Transcript for The Voyage of the Lee, segment 04 of 21
September, nineteen eighty-three - the Lee begins data collecting off the Juan de Fuca Ridge offshore Oregon and Washington. She is looking for mineral deposits associated with volcanic gases and fluids that seep out of active fractures on the sea floor. Scientists think these may be indicators of promising future mining sites for copper and gold. The Lee's search is aided by twentieth century technology in the form of underwater television. This is what the scientists see inside the fractures of the Juan de Fuca Ridge, one of the more complex geologic regions on earth, what scientists call a triple junction where three geologic elements come together in the form of active earthquake faults and ridges. The sound you hear is the steel frame of the camera hitting the walls of the sea floor. The camera is slowly being towed just astern of the Lee. At a depth of ten thousand feet there is little evidence of life, but it is nevertheless a dramatic surrealistic landscape that appears. These scenes are being recorded on videotape for later analysis by the Lee scientists. The underwater video is but one in an array of sophisticated devices that the Lee employs. The vessel, which is considered the chief marine research tool of the U. S. G. S., is equipped for numerous experiments. The Lee can, for instance, deploy a multi-hannel seismic streamer nearly two miles long. Hydrophones pick up sound waves bouncing off geological structures, showing a cross section of crust up to four miles below the floor of the Pacific. The Lee can also deploy shorter length seismic streamers which are trailed behind the ship to detect echoes of sound waves emitted by air guns. The hydrophones are used to map geological layers several hundred meters below the sea floor. The Lee comes equipped with a variety of air guns that can be towed in different arrays. Explosive bursts of air at two thousand pounds per square inch send energy equivalent to six sticks of dynamite bouncing into deep sea sediments and crusts. The sound waves do not have any adverse effect on sea life.

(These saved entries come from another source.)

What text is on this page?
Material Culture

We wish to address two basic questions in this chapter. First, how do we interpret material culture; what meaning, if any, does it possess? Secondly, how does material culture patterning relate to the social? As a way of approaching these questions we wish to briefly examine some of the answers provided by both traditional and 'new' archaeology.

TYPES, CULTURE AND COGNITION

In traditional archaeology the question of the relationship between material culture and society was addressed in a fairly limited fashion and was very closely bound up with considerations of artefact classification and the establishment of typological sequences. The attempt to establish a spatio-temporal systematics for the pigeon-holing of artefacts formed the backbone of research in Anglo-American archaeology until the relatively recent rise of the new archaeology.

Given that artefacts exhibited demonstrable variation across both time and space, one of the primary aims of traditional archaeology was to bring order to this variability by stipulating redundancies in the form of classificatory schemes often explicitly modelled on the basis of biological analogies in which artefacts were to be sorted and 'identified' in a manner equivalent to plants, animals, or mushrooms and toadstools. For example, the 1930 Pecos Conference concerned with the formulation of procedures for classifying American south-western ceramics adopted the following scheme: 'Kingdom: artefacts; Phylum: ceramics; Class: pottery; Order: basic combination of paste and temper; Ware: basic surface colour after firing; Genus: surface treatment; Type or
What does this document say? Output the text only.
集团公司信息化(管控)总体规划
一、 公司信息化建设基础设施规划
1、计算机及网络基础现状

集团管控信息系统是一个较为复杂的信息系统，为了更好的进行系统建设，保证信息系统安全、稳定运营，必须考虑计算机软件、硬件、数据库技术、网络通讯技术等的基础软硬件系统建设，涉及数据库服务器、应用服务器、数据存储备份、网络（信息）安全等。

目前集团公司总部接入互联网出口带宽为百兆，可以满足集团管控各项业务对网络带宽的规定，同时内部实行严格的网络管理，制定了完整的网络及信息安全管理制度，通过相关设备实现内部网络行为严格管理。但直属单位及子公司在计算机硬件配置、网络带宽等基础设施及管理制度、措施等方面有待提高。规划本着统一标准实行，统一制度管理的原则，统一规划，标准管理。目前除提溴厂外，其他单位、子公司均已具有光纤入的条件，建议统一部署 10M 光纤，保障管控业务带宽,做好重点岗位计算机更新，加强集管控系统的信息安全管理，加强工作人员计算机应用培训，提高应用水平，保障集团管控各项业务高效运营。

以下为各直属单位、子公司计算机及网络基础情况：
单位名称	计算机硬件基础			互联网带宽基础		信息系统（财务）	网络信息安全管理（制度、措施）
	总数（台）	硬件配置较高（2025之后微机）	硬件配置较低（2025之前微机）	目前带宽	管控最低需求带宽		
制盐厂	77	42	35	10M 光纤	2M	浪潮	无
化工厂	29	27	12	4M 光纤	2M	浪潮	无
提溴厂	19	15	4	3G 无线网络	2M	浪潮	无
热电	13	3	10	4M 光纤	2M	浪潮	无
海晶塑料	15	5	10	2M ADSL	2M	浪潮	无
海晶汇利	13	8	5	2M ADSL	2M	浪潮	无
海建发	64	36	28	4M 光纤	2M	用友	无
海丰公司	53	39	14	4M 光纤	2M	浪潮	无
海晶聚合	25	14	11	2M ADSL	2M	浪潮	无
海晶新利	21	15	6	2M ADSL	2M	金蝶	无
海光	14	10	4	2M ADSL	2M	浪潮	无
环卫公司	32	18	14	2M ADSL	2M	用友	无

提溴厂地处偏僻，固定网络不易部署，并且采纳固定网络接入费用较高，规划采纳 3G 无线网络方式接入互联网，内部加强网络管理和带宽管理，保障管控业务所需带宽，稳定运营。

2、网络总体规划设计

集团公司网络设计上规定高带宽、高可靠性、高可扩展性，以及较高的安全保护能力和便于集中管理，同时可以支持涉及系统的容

Sonar buoys are still another tool the vessel employs. These are launched overboard and float on the surface with a hydrophone hanging sixty feet in the water. It can relay by radio acoustic echoes picked up several miles behind the Lee. Magnetometers are towed about fifteen hundred feet astern to be free of the ship's metal. These devices detect variations in the earth's magnetic field which help reveal deep geology. A gravity meter is located onboard the Lee. It is as big as a suitcase, yet costs one million dollars. The gravity meter detects variations which hint at rock types and crustal thicknesses. Side-scan sonar looks like a torpedo. Towed as deep as six thousand meters, this device takes a sonar picture of sea floor topography up to one thousand meters wide. This is the T. V. camera sled which was taking the unusual pictures on Juan de Fuca Ridge. It can operate down to thirty thousand feet on a steel cable. It carries a videocamera and two still cameras. During the voyage, the Lee will make much use of dredges consisting of chain and clam shell buckets which will grab and haul up bottom samples of mud and rock. A gravity corer weighing from eight hundred to two thousand pounds will also be used. Cores of sediment show layers of materials from beneath the sea floor which help scientists date and evaluate the types of material which were laid down over millions of years. Finally, the Lee uses an instrument fixed inside its hull called a uniboom in which electrical pulses are generated in water shallower than one thousand meters. Reflections are picked up by hydrophones and printed out to visually show the layering beneath the ocean's floor.